Political labels like that are prone to such inaccuracy and subjectivity, but your point about her record is well taken. I am suggesting, per my original point, that the records of the women in the Obama administration– no matter what labels we might slap on them– are bloody awful. The criticisms B. is referring to are even more insane, because they believe that Obama (on account of listening to the girlies) isn’t being awful enough.
Based on McKinney’s record, foreign policy based on her ideals, balanced against the ideals of some of the other women I listed, would most likely result in a lot less needless bloodshed, and a lot less of our national treasury pissed away on the maintenance of empire. We can’t have that now, can we?
But only because she wants to spend the money here instead. In awfully grandiose and unsustainable ways.
Of course I agree not at all with the practice of foreign policy by this administration, who like all other administrations prior, is so great about saying what we want to hear and blithely charging ahead with their own agendas regardless. So I’m not advancing Clinton over McKinney.
I just don’t think the fiscal positions McKinney takes are going to lend credibility to her voice in the wider spectrum.
That must be what the vast majority of us want, because we keep voting for it (when we bother to vote).
Primarily because, for her opponents anyway, they have the benefit of never actually being tried. Also, regarding what the “wider spectrum” finds credible, I need only point to what they’ve been voting for and what we’ve all gotten out of that.
That must be what the vast majority of us want, because we keep voting for it (when we bother to vote).
As an non-voter in protest to the lack of effective choices I would point to my statements in the other thread as the reasoning for the current state of elected leadership.
Also, regarding what the “wider spectrum” finds credible, I need only point to what they’ve been voting for and what we’ve all gotten out of that.
We’re clearly talking in circles at this point. My point is that you have named a bunch of replacement advisors for the President that he will clearly never listen to for political reasons. That puts you in the comfortable position of being able to blame everyone else for the failure of your ideas.
Can you not suggest alternate advisors to whom the President might lend credence but who would also steer him in a less anti-democratic direction?

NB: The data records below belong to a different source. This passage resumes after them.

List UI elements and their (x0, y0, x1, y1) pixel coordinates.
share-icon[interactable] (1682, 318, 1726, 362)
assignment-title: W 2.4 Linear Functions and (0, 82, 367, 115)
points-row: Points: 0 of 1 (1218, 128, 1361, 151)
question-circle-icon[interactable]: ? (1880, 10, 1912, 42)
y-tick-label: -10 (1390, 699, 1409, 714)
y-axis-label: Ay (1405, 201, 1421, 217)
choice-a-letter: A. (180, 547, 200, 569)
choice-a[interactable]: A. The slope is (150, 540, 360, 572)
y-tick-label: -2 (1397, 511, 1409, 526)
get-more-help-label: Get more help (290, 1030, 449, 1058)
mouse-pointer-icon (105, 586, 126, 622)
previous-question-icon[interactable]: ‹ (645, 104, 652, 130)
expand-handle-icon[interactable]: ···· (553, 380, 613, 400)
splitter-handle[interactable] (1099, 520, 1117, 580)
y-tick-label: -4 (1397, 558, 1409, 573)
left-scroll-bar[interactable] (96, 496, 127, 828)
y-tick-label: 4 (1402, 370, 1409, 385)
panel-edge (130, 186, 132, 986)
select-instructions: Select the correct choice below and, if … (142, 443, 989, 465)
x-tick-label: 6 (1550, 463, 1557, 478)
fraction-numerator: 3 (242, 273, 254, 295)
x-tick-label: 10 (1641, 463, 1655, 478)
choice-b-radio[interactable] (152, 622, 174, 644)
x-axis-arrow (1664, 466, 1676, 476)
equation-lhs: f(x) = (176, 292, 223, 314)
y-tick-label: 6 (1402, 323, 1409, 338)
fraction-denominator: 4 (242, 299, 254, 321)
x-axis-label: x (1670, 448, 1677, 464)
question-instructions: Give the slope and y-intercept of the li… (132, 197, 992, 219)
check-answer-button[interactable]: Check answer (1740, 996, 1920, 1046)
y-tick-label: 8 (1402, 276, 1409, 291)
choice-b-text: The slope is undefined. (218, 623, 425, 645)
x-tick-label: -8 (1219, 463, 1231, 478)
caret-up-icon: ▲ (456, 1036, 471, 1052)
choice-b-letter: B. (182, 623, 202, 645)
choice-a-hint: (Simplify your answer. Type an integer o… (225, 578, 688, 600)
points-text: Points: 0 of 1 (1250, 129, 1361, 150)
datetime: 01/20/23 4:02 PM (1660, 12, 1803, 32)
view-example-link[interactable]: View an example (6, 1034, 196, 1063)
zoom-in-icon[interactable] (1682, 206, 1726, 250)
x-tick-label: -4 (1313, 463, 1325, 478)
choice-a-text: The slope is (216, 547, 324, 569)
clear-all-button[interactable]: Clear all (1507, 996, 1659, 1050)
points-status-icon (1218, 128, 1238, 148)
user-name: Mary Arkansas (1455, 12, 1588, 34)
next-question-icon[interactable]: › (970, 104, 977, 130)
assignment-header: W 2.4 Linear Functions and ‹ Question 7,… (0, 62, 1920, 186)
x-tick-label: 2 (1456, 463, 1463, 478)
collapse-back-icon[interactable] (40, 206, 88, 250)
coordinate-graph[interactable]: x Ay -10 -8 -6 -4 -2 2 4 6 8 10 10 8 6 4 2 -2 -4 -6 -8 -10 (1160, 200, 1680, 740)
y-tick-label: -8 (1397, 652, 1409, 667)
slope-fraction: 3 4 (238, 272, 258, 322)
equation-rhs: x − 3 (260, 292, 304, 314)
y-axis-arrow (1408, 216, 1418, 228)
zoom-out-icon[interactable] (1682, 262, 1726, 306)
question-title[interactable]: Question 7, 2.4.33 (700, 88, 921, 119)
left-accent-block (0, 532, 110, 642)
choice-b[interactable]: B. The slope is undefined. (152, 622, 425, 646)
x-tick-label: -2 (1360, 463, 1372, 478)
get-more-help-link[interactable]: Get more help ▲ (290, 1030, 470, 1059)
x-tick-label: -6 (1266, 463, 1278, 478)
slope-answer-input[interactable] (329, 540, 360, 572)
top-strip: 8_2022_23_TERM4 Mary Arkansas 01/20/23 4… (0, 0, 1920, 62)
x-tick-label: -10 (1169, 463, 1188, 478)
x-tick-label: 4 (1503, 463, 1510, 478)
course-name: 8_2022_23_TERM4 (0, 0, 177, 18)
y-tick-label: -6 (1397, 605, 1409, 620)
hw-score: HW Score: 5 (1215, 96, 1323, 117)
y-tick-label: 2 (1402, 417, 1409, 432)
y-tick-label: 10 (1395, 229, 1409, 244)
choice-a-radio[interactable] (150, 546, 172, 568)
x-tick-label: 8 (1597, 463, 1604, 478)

That’s how politics has to work now. Just saying “you all are too dumb to pick the good guys” isn’t really solving anything other than your own ego.
If you think circling the drain is a comfortable position, then I’m happy for you. Personally, I’m not sure I like it.
Regarding ‘my ideas,’ none that I have are all that original, and they all come from people who are way smarter than me. Unfortunately, they are not the ideas and people that are respected by pro-corporate imperialists. In other words, I could accept ‘my ideas’ being failures, because it would mean that they had been tried. As yet they have not, and they won’t be by someone like Obama.
I’d have better luck offering a box of staples to a hammer. Obama isn’t interested in going in a more constructive direction; that’s why he has the advisers he has. If you think getting blood from a turnip is “how politics has to work now”, then I can see why you don’t bother voting.
If others are too dumb, or weak, or selfish, or unimaginative to pick the good guys (and girls), then my ego is kind of irrelevant, isn’t it? We’re all fucked either way, and nothing I feel about myself will change that. My political motto, and I’ll clean it up for the family audience, is “I won’t get beaten with my own cane.” Is that arrogant? Egotistical? Maybe, but I’m not the one who walked into a voting booth and chose this shit that we’re dealing with now.
On the other hand, maybe you’re right, and we are talking in circles. You seem content to abstain from voting because you don’t like the available choices. I’m saying there are better choices, and I’m daring everyone else to try them with me. In the end, though, I’d rather make an honest and futile effort than none at all. It might not save my daughter from dying horribly as she witnesses the end of the species, but at least it will give the cockroaches something from which to learn.